Le conosco già le obiezioni, in parte sono anche le mie. Quella era la Radio Mosca di Breznev (che però nel 1972 firmava con Nixon i trattati per il disarmo SALT), Teitelboim era un comunista, il suo pulpito laico era eticamente discutibile. Tutto vero. Ma nel vostro umile radio-cronista, allora liceale, quel richiamo da Mosca, che volava sull'Europa in piena notte, spesso traendo in inganno i DXer alla caccia di "vere" stazioni sudamericane, numerosissime in quel 1976, metteva i brividi. Escucha Chile arrivava a tredicimila kilometri di distanza all'ora di cena di Santiago, "en esos tiempos de transistores, sucedidos entre los años 1973 y 1976. Tiempos en que la libertad de expresión se vivía a retazos y a escondidas. La pluma firme y apasionada del autor, consigue refrescar la memoria, evocando la sólida retórica de aquella voz que llevaba Chile a quienes habían sido privados de Chile y a aquellos que en Chile habían sido privados de Chile también." Gli stessi brividi li ho provati ora su Internet, leggendo il reportage de La Nacion sulla visita di Michelle Bachelet alla camera ardente di Teitelboim, il suo discorso commosso, le note dell'Internazionale che risuonano, 35 anni dopo, al Congreso Nacional di un Cile impegnato a rielabolare le sue tragedie con la dignità umana e politica così carente nei nostri "rappresentanti".

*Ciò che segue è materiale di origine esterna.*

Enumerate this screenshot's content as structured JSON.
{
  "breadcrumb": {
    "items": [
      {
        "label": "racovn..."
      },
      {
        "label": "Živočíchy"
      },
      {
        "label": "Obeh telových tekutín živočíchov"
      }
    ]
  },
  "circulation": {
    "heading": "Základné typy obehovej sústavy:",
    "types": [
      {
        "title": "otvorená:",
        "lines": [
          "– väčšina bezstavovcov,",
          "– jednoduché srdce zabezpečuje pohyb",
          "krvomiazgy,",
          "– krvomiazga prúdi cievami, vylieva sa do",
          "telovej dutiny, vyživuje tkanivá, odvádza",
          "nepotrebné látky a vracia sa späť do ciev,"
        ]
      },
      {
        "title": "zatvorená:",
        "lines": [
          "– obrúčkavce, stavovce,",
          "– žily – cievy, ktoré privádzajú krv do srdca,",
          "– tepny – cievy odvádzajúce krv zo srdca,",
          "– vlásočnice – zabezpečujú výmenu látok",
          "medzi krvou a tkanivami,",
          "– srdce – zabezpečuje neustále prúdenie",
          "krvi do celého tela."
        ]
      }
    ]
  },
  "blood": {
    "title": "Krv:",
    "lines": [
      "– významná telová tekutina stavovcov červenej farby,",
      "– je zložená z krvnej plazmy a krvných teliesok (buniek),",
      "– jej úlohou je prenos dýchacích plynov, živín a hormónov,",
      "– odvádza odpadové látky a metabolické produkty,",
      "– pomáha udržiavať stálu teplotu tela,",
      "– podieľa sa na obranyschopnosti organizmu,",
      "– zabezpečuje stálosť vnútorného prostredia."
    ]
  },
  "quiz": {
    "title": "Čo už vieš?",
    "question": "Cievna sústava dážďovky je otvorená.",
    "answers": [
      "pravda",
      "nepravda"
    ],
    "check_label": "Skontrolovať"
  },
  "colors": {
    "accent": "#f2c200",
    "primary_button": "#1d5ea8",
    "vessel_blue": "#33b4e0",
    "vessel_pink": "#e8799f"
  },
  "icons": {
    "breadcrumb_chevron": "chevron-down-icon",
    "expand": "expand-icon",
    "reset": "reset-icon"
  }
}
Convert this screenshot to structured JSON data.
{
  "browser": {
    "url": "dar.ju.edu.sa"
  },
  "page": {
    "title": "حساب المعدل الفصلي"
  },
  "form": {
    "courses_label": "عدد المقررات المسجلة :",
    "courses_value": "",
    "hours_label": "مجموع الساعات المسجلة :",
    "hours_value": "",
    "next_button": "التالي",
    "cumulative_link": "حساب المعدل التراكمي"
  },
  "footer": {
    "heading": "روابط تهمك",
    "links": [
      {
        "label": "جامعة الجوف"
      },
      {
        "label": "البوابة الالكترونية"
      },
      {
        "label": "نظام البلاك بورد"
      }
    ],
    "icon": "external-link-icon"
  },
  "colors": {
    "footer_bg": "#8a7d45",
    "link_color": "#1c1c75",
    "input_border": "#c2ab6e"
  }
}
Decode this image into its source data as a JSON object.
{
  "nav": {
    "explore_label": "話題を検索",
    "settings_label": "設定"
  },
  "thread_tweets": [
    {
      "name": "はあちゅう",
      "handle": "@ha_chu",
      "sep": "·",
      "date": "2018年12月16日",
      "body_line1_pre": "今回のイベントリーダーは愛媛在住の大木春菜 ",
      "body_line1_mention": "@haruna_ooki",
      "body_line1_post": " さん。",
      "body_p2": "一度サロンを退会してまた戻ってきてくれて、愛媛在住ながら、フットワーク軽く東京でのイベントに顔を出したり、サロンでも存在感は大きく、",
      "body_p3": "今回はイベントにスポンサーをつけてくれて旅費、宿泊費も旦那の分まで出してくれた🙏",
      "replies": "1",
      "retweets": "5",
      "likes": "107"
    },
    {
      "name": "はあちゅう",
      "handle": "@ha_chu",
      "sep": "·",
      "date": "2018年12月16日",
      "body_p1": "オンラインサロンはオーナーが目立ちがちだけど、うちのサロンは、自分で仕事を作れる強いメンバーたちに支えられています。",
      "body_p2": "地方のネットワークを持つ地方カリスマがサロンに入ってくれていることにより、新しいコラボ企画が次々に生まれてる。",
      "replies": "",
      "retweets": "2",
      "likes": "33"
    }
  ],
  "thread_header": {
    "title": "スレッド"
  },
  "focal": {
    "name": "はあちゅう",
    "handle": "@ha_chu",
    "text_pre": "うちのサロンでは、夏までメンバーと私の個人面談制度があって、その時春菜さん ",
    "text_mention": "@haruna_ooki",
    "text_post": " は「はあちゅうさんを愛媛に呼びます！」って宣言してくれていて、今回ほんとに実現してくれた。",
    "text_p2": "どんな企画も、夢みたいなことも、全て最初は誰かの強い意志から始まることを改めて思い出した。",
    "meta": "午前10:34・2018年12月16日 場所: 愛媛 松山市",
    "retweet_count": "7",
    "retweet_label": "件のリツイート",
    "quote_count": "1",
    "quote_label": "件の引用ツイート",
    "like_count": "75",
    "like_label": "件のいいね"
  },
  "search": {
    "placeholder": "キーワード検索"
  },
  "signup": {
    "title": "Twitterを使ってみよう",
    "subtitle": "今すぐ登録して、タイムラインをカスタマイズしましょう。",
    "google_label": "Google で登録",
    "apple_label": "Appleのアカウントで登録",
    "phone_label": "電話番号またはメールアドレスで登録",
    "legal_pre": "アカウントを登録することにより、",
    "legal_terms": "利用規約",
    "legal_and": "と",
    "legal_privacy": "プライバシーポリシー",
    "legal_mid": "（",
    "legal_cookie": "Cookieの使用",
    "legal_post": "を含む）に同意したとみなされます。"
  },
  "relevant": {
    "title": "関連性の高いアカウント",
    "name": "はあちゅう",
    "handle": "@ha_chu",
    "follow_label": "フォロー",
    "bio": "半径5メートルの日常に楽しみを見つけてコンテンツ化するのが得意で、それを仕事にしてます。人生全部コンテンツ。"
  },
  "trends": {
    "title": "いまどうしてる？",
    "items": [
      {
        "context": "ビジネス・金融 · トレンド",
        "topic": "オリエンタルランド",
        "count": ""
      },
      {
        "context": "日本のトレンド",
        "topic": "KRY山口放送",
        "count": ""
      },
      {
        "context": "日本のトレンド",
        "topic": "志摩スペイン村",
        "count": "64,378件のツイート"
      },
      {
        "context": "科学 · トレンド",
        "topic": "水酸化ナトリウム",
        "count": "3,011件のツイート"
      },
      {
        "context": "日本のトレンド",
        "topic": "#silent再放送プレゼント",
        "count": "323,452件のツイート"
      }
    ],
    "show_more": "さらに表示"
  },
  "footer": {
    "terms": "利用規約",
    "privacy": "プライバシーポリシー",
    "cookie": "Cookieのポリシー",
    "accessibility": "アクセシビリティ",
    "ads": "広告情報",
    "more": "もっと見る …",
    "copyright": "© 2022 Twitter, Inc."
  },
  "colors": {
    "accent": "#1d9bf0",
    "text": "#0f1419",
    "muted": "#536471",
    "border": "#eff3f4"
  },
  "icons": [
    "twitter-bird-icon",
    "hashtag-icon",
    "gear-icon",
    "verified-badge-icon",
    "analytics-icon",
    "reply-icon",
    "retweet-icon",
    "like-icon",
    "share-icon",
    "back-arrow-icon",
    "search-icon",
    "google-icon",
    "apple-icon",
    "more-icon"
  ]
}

Emocionado paso de Bachelet por velatorio de Volodia Teitelboim
“Deja un gran vacío político e intelectual”, indicó la mandataria que, además, entonó "La Internacional" e hizo una breve guardia junto al féretro del ex escritor y dirigente comunista.
"La Internacional”, el emblemático himno del comunismo mundial, fue entonado esta mañana por la Presidenta Michelle Bachelet en el salón de honor del ex Congreso Nacional donde concurrió para acompañar el velatorio de Volodia Teitelboim.
Visiblemente emocionada, y haciendo un espacio en su agenda de actividades oficiales, la mandataria llego al histórico edificio del centro de Santiago, junto a los ministros Francisco Vidal, Osvaldo Andrade y José Antonio Viera-Gallo. Con todo ellos incluso se unió por un minuto a la guardia de honor que desde anoche acompaña el féretro del Premio Nacional de Literatura 2002, ex senador y ex diputado, fallecido la tarde de este jueves a los 91 años.
"Todo Chile ha reconocido y recordado con tremendo respeto, cariño y emoción su partida que, sin duda, deja un gran vacío político e intelectual, en el ámbito de la literatura, y la poesía", manifestó luego la mandataria. Se trata, agregó de "una persona que siempre se entregó con fuerza, pasión y energía a las causas en las cuales él creyó", subrayando que "es una de las personas que ha contribuido mucho en nuestra historia".
Poco antes del arribo de la Jefa de Estado estuvo en el lugar el ex ministro secretario general de Gobierno, Ricardo Lagos Weber, y después llegó la presidenta de la Democracia Cristiana, Soledad Alvear. La senadora, junto a otros parlamentarios de ese partido y el ex diputado y abogado de Derechos Humanos, Andrés Aylwin, también hizo por algunos instantes guardia a la urna del fallecido político.